Dijital eğitim platformlarını, doğru öğrenci - eğitmen deneyimi ile kurgulayan eğitim kurumları öne çıkacak. Eğitim kurumları arasındaki farklar da oldukça belirgin hale gelecek. Sadece, akademik kurumlarda değil, kurumsal eğitim süreçlerinde de online eğitimlerde ciddi artış gözlenecek.
Fiziksel sınıf eğitimi ile online eğitimi harmanlayan karma modeller ortaya çıkacak. Eğitime özel, uzaktan, interaktif, gerçek zamanlı dersleri destekleyen online platform girişimlerinde artış görülecek. Bu süreçte çok önemli bir iş de eğitim kurumlarının IT birimlerine düşüyor. İçinde bulunduğumuz dönem, çoğu okulun ve üniversitenin, sınıf içi eğitimlerini online hale getirmek için doğru ekipmanlara ve araçlara yatırım yapması gereken bir süreç. Bu nedenle de eğitim sektörünün uçtan uca dijital dönüşümüne tanıklık edeceğiz…
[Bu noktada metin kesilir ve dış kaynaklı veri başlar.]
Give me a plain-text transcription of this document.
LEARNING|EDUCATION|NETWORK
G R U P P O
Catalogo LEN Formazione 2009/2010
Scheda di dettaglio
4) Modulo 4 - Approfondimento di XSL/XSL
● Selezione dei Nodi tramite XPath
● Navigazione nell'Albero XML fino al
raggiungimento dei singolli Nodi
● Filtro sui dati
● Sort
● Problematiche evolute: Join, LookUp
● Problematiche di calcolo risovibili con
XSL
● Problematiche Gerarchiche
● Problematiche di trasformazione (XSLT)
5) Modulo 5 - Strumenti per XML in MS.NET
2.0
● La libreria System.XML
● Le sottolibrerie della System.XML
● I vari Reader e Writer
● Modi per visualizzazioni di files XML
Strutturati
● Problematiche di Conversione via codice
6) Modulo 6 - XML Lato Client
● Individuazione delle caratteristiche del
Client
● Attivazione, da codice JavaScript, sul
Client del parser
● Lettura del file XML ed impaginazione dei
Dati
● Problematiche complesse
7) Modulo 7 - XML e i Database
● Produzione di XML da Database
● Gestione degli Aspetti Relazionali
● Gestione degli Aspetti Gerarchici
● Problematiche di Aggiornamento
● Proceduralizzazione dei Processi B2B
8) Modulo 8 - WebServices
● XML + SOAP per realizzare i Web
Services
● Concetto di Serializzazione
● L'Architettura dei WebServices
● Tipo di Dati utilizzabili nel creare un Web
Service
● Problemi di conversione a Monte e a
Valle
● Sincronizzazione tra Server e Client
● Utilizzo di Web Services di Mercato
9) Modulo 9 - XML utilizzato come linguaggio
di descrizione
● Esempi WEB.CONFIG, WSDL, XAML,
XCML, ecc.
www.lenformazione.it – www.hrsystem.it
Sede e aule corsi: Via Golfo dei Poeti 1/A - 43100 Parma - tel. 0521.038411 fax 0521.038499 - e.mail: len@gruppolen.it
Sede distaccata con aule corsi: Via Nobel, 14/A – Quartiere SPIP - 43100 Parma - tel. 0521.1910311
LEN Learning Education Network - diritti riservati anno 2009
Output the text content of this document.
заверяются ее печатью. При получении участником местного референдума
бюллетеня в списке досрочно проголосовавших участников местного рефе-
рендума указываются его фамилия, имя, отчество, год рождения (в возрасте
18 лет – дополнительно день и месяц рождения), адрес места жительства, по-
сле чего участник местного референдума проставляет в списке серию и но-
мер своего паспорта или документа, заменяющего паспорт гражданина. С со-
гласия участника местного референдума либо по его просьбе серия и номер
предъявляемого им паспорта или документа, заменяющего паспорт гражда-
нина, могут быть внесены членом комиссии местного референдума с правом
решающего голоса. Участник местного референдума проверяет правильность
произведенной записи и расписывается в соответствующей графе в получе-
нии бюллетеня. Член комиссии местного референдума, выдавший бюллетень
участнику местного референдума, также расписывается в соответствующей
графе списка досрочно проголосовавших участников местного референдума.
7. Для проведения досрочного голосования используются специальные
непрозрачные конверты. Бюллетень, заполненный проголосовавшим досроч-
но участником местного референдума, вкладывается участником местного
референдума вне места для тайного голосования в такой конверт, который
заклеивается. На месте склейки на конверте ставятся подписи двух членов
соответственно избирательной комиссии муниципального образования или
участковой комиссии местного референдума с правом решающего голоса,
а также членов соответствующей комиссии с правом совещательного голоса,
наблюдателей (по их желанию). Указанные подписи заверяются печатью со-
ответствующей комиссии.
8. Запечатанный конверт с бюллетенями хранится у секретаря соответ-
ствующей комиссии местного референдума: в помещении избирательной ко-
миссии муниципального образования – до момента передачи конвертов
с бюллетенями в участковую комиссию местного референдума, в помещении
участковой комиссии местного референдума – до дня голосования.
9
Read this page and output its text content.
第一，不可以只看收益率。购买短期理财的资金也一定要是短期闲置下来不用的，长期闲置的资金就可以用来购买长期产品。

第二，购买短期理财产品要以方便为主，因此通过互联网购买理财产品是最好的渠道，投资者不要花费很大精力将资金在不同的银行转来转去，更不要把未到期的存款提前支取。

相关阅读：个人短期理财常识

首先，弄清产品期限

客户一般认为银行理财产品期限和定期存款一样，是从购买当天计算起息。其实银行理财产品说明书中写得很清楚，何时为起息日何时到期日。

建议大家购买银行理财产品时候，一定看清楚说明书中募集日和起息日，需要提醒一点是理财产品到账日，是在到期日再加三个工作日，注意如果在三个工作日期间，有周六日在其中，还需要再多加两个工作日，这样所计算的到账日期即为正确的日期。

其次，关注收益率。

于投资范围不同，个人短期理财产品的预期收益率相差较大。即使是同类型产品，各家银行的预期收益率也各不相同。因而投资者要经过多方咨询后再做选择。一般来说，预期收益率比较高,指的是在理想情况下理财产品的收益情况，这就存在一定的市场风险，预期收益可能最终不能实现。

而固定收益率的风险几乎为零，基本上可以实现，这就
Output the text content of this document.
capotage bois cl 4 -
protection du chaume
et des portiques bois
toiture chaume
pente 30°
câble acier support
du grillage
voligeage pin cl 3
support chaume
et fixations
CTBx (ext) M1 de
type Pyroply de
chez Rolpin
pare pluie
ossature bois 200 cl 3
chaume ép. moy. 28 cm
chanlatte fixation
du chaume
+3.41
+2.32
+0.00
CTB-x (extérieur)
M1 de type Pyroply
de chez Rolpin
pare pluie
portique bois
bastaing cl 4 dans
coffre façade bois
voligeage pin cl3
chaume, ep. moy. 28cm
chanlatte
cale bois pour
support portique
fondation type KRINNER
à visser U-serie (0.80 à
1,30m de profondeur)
Yeni eğitim modelinde başarılı olmak, sadece öğrencileri değil, öğretmenleri ve akademisyenleri de sisteme adapte etmeye dayanıyor. Bu nedenle, bu süreçte, eğitmenlerin de online kanallara derslerini taşırken gerekli desteğe hızlı bir şekilde erişmeleri gerekiyor. Kurumların bunu planlayarak, eğitim veren herkes için ortak bir sistematik geliştirmeleri gerekiyor.
Eğitim alanında kamu - özel sektör işbirlikleri öne çıkacak
İhtiyaç duyulan dijital eğitim platformlarını sağlamak ve geniş öğrenci kitlelerinin eğitimlerini kesintisiz sürdürmeleri adına bakanlıklar, yayıncılar, eğitimciler, teknoloji firmaları ve start-up’ların dahil olduğu konsorsiyumların şekilleneceğini göreceğiz.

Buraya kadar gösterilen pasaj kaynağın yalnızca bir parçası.